The final of four quarter is also a very interesting one. Ajax is also the team with the most distance to the center of the graph, suggesting the most outlying offensive performance. Of their 85 created attempts, only 38 were on target (43.2%), but of those 38 attempts on target, a record 15, or 39.5% were scored. Since shot distance is best predictor for the shots on target ratio, this suggests that reduction of shot distance could improve the defending Champions’ offense significantly.
A detailed look at Ajax’ shot on target ratio on player level reveals that their offensive players perform extremely well, while their midfielders fail to find the target with most of their shots. Sigthorsson, Boerrigter, Sulejmani and Ebecilio registered a total of 35 shots, finding the target with 22 of those (63%) and scoring 10 goals (45%). All other players fired in the remaining 50 shots, finding the target only 16 times (32%), scoring 5 goals (31%).

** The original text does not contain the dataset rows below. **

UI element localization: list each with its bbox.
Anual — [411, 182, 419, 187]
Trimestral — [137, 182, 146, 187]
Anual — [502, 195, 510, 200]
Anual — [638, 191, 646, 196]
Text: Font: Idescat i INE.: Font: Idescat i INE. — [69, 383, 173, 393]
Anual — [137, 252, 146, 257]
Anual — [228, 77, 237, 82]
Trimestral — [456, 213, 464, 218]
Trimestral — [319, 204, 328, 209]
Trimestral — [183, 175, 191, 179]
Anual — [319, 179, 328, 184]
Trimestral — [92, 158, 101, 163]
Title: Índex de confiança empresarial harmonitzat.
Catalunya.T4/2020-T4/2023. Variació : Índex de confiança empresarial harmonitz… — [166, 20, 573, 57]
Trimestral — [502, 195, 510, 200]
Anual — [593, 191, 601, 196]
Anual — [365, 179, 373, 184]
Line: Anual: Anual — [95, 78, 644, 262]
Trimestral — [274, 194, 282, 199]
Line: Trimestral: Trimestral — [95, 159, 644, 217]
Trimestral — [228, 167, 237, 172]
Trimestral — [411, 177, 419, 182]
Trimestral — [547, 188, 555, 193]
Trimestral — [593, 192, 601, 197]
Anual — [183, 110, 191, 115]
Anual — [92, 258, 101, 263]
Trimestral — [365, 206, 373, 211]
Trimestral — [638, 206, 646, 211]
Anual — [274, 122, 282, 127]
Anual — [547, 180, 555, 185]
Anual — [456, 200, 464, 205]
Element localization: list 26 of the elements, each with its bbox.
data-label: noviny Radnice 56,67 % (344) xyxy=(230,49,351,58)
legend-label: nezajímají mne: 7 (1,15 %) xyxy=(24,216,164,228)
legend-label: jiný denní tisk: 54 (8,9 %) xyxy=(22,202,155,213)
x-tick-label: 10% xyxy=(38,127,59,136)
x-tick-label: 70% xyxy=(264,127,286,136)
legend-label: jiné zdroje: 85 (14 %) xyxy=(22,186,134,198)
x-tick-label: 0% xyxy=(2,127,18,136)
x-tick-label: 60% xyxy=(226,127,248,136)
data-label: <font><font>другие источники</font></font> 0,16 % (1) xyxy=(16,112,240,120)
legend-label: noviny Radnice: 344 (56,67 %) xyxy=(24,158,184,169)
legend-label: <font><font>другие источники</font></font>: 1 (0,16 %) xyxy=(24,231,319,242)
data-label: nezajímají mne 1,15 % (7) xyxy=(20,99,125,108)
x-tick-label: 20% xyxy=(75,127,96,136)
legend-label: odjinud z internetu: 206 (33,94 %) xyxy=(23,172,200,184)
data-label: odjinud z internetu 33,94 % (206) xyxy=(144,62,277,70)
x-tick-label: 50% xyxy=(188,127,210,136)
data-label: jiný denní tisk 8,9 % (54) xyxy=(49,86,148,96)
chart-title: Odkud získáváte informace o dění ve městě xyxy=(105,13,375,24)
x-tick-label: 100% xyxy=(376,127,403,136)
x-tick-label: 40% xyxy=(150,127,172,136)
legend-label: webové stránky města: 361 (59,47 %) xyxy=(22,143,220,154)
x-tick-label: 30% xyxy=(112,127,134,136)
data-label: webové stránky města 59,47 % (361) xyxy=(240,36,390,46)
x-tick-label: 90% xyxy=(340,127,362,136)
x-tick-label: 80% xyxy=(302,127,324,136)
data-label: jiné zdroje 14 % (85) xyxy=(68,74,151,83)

Of course, midfielders will always be outperformed by the forward team mates, who often fired in shots from superior positions, but the huge gap between the offensive performances of Ajax’ midfielders and forwards suggests that a key towards improvement should be to circulate more balls towards their front three, rather than firing in shots from distance. In a future post we might dive into other teams’ ratios when comparing forwards with the rest of the team.